Para a diretora-executiva do Fórum Brasileiro de Segurança Pública, “o menor orçamento justamente em um período em que os serviços precisavam de mais apoio para continuarem a existir tornou a acolhida da mulher ainda mais difícil.”
“Os dados do primeiro semestre de 2022 já indicavam crescimento dos feminicídios e outras formas de violência contra a mulher. Os últimos anos foram marcados pelo desfinanciamento das políticas de enfrentamento à violência contra a mulher. Vocês do g1 fizeram uma matéria importante com os dados de uma pesquisa do Inesc que mostrava o menor valor executado em mais de uma década. Não tem política pública na ponta sem orçamento”, diz.
“Também acredito que a pandemia afetou fortemente os serviços de acolhimento às mulheres em situação de violência, a rede da qual tanto falamos. Equipamentos de assistência social, saúde e segurança tiveram serviços interrompidos, horários de funcionamento restrito e muitos profissionais afastados por serem grupos de risco.”
Tipos de ofensa mais citados
- Ofensas verbais: 23,1% de prevalência (14,9 milhões)
- Perseguição: 13,5% (8,7 milhões)
- Ameaças: 12,4% (7,9 milhões)
- Agressão física (chutes, socos e empurrões, por exemplo): 11,6% (7,4 milhões ou 14 por minuto)
- Ofensas sexuais: 9% (5,8 milhões)
- Espancamento ou tentativa de estrangulamento: 5,4% (3,4 milhões)

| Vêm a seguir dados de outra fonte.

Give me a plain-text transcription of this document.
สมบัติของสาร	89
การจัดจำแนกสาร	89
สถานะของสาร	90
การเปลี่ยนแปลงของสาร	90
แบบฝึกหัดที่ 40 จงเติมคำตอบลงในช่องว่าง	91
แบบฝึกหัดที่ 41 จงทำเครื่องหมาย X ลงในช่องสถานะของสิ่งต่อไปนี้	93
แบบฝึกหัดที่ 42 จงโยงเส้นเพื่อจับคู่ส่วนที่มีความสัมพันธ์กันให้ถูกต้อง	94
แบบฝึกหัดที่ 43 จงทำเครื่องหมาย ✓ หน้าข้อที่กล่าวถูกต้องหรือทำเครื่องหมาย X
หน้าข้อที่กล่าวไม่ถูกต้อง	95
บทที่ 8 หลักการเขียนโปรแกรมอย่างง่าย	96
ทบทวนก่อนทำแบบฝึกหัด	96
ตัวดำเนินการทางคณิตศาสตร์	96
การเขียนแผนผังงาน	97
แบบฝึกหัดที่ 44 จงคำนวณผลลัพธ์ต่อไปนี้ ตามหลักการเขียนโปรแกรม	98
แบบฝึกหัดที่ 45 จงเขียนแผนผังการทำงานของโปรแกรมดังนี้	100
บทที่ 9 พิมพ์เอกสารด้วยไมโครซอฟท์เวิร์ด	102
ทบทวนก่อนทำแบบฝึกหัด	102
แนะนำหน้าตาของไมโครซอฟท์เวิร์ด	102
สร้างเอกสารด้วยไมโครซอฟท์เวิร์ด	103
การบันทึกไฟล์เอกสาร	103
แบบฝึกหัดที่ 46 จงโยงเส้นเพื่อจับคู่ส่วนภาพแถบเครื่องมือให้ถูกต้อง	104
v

- Ameaça com faca ou arma de fogo: 5,1% (3,3 milhões)
- Lesão provocada por algum objeto que lhe foi atirado: 4,2% (2,7 milhões)
- Esfaqueamento ou tiro: 1,6% (1 milhão)
Os pesquisadores destacam que, em comparação com as pesquisas anteriores, o cenário é de “um crescimento acentuado de formas de violência grave, que podem incorrer em morte da mulher, como é o caso do crescimento de episódios de perseguição, agressões como tapas, socos e chutes, ameaça com faca ou arma de fogo e espancamentos”.
Marisa Sanematsu, diretora de comunicação do Instituto Patrícia Galvão, afirmou que para compreender o aumento “é preciso recorrer aos principais fatores de risco para a violência doméstica e sexual definidos pela OMS: baixo nível de educação, experiências pessoais com violência doméstica e um ambiente de aceitação dessa violência.”
“Assim, se olharmos para o nosso contexto atual, é possível identificar a presença desses fatores de risco. Ao lado dos altos índices de violência registrados, é inegável que estamos vivendo um ambiente de naturalização e até de estimulo à violência, que, como mostra a pesquisa, já está produzindo impacto sobre as vidas das mulheres brasileiras”, diz.